The construction unemployment rate fell to 3.9% in November, while unemployment across all industries remained unchanged at 3.7%.
“Today’s employment report will be celebrated by many, including jobseekers and other labor market participants,” said ABC Chief Economist Anirban Basu. “Despite some recent high-profile layoffs, employers continue to hire aggressively and are increasing compensation in an effort to retain employees in the context of the ‘great resignation.’
“Normally, such dynamics would be celebrated by all,” said Basu. “However, for those who want inflation to abate, interest rates to fall and markets to be less volatile, the November jobs report is rather bad news. Those operating in real estate and construction are likely to be discouraged, as these segments are heavily influenced by interest rates, and rising borrowing costs make it more difficult to finance the next generation of construction projects.
“Moreover, while some will claim that this jobs report makes it less likely that recession is coming next year, the reality is quite the opposite,” said Basu. “The Federal Reserve will be forced to push interest rates higher for longer, and that makes a downturn more probable over the next 12 months.”
Press Release from Associated General Contractors of America (AGC)
But Record-Tying Low Unemployment Rate of 3.9 Percent and Elevated Number of Job Openings Suggest Construction Industry Continues to Fall Short of Hiring as Many Workers as It Needs
Construction companies added 20,000 employees in November and continued to raise wages for hourly workers more steeply than other sectors as the industry’s unemployment rate tumbled, according to an analysis by the Associated General Contractors of America of new government data. Association officials said the data shows that firms would have added significantly more workers if they could find more people to hire.
“It is heartening that both residential and nonresidential construction firms were able to add employees in November,” said. “But the number of job openings continues to outpace hiring, suggesting employers wanted to bring on many more workers than they are able to find.”
Construction employment totaled a record-high 7,750,000 in November, an increase of 20,000 for the month and 248,000 or 3.3 percent from a year earlier. Nonresidential firms—comprising nonresidential building and specialty trade contractors along with heavy and civil engineering construction firms—added 16,300 employees in November. Residential building and specialty trade contractors together added 3,900 employees.

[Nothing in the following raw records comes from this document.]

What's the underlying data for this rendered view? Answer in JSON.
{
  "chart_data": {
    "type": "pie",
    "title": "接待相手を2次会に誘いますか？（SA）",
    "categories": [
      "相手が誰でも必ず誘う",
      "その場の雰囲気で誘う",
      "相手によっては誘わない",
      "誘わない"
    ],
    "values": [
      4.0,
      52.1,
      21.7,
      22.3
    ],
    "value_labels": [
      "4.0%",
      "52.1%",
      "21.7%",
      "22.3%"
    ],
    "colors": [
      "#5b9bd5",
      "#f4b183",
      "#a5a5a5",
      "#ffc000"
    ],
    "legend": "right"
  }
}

Pay levels in the construction industry continued to increase in November at a faster pace than in the overall private sector. Average hourly earnings for production and nonsupervisory workers in construction—mostly hourly craft workers—climbed by 6.1 percent, from $31.04 in November 2021 to $32.94 last month. That increase exceeded the 5.8 percent rise in average pay for all private sector production workers. Such workers in construction now earn an average of 17.2 percent more per hour than in the private sector as a whole.
The unemployment rate among jobseekers with construction experience decreased from 4.7 percent in November 2021 to 3.9 percent last month, tying the 2018 rate for the lowest ever for November. The number of unemployed construction workers fell by 16 percent, from 469,000 in November 2021 to 393,000 in November of 2022.
A separate government report on Wednesday showed there were 377,000 job openings in construction at the end of October, which exceeded the number of employees—341,000—hired during that month. The excess of job openings over hires indicated the industry wanted to hire more than twice as many workers as it was able to find in the current low-unemployment environment, Simonson said.
Association officials noted they were taking steps to help, including running digital advertising recruiting campaigns and working to increase employee retention rates in the industry. But too few students are exposed to construction career opportunities in school as educators encourage most students to pursue college degrees and office jobs, they warned. As a result, high-paying construction positions remain unfilled while many college graduates struggle to pay off student loans in lower paying jobs.
“Public officials are missing a great opportunity to put many more people on the path to financial security,” said Stephen E. Sandherr, the association’s chief executive officer. “Instead of encouraging students to amass even more debt, we should be exposing them to careers where they can earn a great living without worrying about unsustainable levels of college debt.”